Verona

25 novembre e violenza sulle donne: la pandemia non ha cancellato l’emergenza

De Bianchi: "Resta comunque fondamentale mantenere un faro acceso sulla violenza di genere affinché gli 'orchi', nelle case o nei luoghi di lavoro, non possano approfittare del periodo buio che stiamo attraversando".

25 novembre e violenza sulle donne: la pandemia non ha cancellato l’emergenza
Cronaca Legnago e bassa, 23 Novembre 2020 ore 16:33

Un abito e un paio di scarpe rosse, accompagnati da un cartello che ricorda come la pandemia non abbia cancellato gli episodi di violenza sulle donne. Questo l’allestimento voluto dalla Commissione alle Pari Opportunità della Provincia di Verona per il 25 novembre2020  ed esposto, da oggi, lunedì 23 novembre 2020  fino alla fine del mese, all’interno della Loggia Vecchia del Palazzo Scaligero, in piazza dei Signori.

La situazione potrebbe peggiorare

A presentarlo la Presidente della Commissione, Cristina De Bianchi e la Consigliera Provinciale con delega alle Pari Opportunità, Albertina Bighelli che ha affermato:

“La pandemia potrebbe peggiorare la condizione di molte donne, costringendole a convivenze forzate in contesti talvolta violenti. Riteniamo che l’emergenza sanitaria non possa e non debba far dimenticare gli sforzi costanti della società civile e delle istituzioni per la parità di genere e per la difesa del mondo femminile”.

Rivisto il calendario

De Bianchi ha aggiunto:

“Altri Comuni come Affi, Isola della Scala, Pescantina, Nogara, Soave e Salizzole riproporranno lo stesso allestimento che abbiamo voluto al Palazzo Scaligero. Il Covid ha costretto tante commissioni locali alle pari opportunità a rivedere completamente il calendario del 25 novembre. Resta comunque fondamentale mantenere un faro acceso sulla violenza di genere affinché gli “orchi”, nelle case o nei luoghi di lavoro, non possano approfittare del periodo buio che stiamo attraversando”.
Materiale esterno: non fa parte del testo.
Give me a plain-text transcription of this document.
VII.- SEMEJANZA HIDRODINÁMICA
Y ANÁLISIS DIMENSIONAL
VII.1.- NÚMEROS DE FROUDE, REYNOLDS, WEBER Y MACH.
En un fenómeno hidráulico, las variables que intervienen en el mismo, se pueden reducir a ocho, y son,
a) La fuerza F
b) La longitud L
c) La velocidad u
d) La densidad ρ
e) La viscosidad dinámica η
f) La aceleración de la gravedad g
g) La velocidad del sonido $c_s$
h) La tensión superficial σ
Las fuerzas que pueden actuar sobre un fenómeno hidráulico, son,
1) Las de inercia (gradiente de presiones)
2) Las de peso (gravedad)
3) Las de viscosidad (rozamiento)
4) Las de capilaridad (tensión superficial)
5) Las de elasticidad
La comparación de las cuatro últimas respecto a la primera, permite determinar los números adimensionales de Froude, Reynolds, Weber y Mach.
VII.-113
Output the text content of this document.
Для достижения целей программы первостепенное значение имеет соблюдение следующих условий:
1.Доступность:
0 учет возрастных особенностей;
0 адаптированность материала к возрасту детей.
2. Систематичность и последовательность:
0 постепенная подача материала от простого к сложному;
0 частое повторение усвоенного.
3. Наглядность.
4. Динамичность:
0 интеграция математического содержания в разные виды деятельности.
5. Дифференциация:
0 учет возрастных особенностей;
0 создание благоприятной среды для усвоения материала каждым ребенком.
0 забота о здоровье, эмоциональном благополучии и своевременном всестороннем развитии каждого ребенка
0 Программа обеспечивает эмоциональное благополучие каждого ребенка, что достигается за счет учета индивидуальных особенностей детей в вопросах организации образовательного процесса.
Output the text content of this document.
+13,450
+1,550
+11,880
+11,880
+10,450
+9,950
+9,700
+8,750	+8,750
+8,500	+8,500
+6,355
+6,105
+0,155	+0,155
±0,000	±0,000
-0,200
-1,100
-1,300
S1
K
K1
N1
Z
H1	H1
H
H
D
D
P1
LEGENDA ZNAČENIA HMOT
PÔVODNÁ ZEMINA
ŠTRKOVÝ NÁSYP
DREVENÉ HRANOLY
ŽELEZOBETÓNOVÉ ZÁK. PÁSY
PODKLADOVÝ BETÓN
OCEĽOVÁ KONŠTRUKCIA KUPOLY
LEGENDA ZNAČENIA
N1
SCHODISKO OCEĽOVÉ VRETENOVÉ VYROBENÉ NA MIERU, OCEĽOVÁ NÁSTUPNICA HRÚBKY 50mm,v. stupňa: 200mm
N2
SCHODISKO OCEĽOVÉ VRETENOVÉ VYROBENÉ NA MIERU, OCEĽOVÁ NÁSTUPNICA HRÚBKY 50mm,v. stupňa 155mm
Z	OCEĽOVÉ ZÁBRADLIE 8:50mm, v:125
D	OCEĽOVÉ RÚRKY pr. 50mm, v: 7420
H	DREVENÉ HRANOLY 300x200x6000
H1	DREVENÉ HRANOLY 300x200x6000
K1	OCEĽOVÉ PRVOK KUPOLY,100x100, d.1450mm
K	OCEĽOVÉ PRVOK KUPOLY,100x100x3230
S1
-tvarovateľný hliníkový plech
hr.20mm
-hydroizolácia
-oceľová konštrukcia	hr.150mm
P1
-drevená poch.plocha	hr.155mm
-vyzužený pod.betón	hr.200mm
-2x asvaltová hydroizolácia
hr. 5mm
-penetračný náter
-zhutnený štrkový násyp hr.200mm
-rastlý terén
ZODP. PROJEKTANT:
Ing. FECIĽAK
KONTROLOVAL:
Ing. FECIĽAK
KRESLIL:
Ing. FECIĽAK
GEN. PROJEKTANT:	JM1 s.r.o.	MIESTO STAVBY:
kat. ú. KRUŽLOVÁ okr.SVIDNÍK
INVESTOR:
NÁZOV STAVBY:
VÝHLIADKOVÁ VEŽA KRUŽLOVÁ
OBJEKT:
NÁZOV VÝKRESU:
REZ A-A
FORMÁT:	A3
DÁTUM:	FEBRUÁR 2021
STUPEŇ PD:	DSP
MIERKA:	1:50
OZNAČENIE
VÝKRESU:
La Commissione Pari Opportunità della Provincia di Verona è composta, oltre che dalla Presidente De Bianchi, da: Giuditta Bolognesi, Giulietta Bonizzato, Silvia Fiorio, Sabrina Felicioni, Debora Lerin, Beatrice Mantovani, Sara Moretto ed Emanuela Ronchin. Questo il testo riportato nel manifesto nella Loggia Vecchia:

“Io ci sono. NON sono stata spazzata via dal mondo.
Viviamo tempi duri. La crisi sanitaria, con questo virus che ci ha tolto gli orizzonti. La crisi economica, che attanaglia molte famiglie. Una situazione difficile.
Lo so. Nessuno lo sa meglio di me.
Perché anche in questi periodi, le convivenze forzate e lo stress per un futuro che non si riesce più ad immaginare hanno fatto sì che tante di noi siano state vittime di violenza.
Diminuiscono gli omicidi ma non i femminicidi. Questo dicono le statistiche.
Perciò vi chiedo: NON dimenticatevi di me. Di nessuna di noi. Perché io, noi tutte esistiamo ancora”.